Parameter Estimation Robust to Low-Frequency Contamination

We provide methods to robustly estimate the parameters of stationary ergodic short-memory time series models in the potential presence of additive low-frequency contamination. The types of contamination covered include level shifts (changes in mean) and monotone or smooth time trends, both of which have been shown to bias parameter estimates toward regions of persistence in a variety of contexts. The estimators presented here minimize trimmed frequency domain quasi-maximum likelihood (FDQML) objective functions without requiring specification of the low-frequency contaminating component. When proper sample size-dependent trimmings are used, the FDQML estimators are consistent and asymptotically normal, asymptotically eliminating the presence of any spurious persistence. These asymptotic results also hold in the absence of additive low-frequency contamination, enabling the practitioner to robustly estimate model parameters without prior knowledge of whether contamination is present. Popular time series models that fit into the framework of this article include autoregressive moving average (ARMA), stochastic volatility, generalized autoregressive conditional heteroscedasticity (GARCH), and autoregressive conditional heteroscedasticity (ARCH) models. We explore the finite sample properties of the trimmed FDQML estimators of the parameters of some of these models, providing practical guidance on trimming choice. Empirical estimation results suggest that a large portion of the apparent persistence in certain volatility time series may indeed be spurious. Supplementary materials for this article are available online.

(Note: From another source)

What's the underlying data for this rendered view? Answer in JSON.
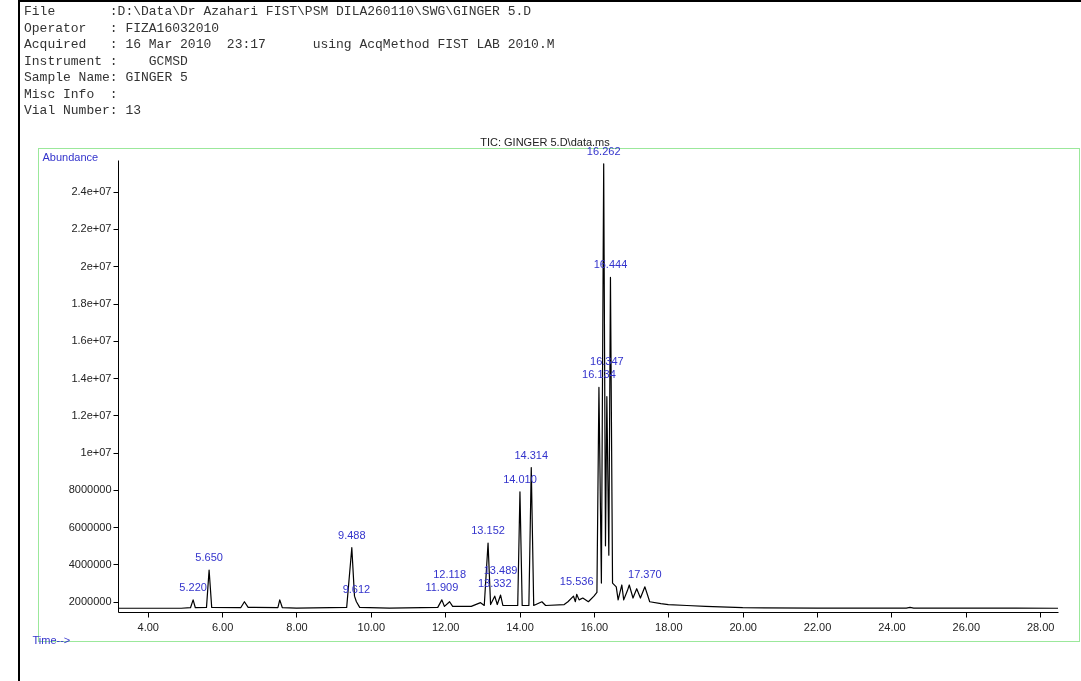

本数据集提供了稳健估计稳态平稳短记忆时间序列模型参数的方法，在可能存在加性低频污染的情况下亦能适用。所涵盖的污染类型包括水平位移（均值变化）以及单调或平滑的时间趋势，这两者在多种情境下均已被证明会偏误参数估计，使其倾向于持久性区域。本文所提出的估计量在无需指定低频污染成分的情况下，最小化了修剪后的频率域准最大似然（FDQML）目标函数。当采用适当的样本量依赖性修剪时，FDQML估计量是一致的，并渐近正态分布，渐近消除了任何虚假持久性的存在。这些渐近结果在不存在加性低频污染的情况下也成立，使得实践者能够在不知污染是否存在的情况下稳健地估计模型参数。符合本文框架的时间序列模型包括自回归移动平均（ARMA）、随机波动率、广义自回归条件异方差（GARCH）和自回归条件异方差（ARCH）模型。我们探讨了这些模型参数的修剪FDQML估计量的有限样本性质，并提供了修剪选择的实用指导。实证估计结果表明，某些波动率时间序列中看似的持久性可能确实为虚假持久性。本文的补充材料可在网上获取。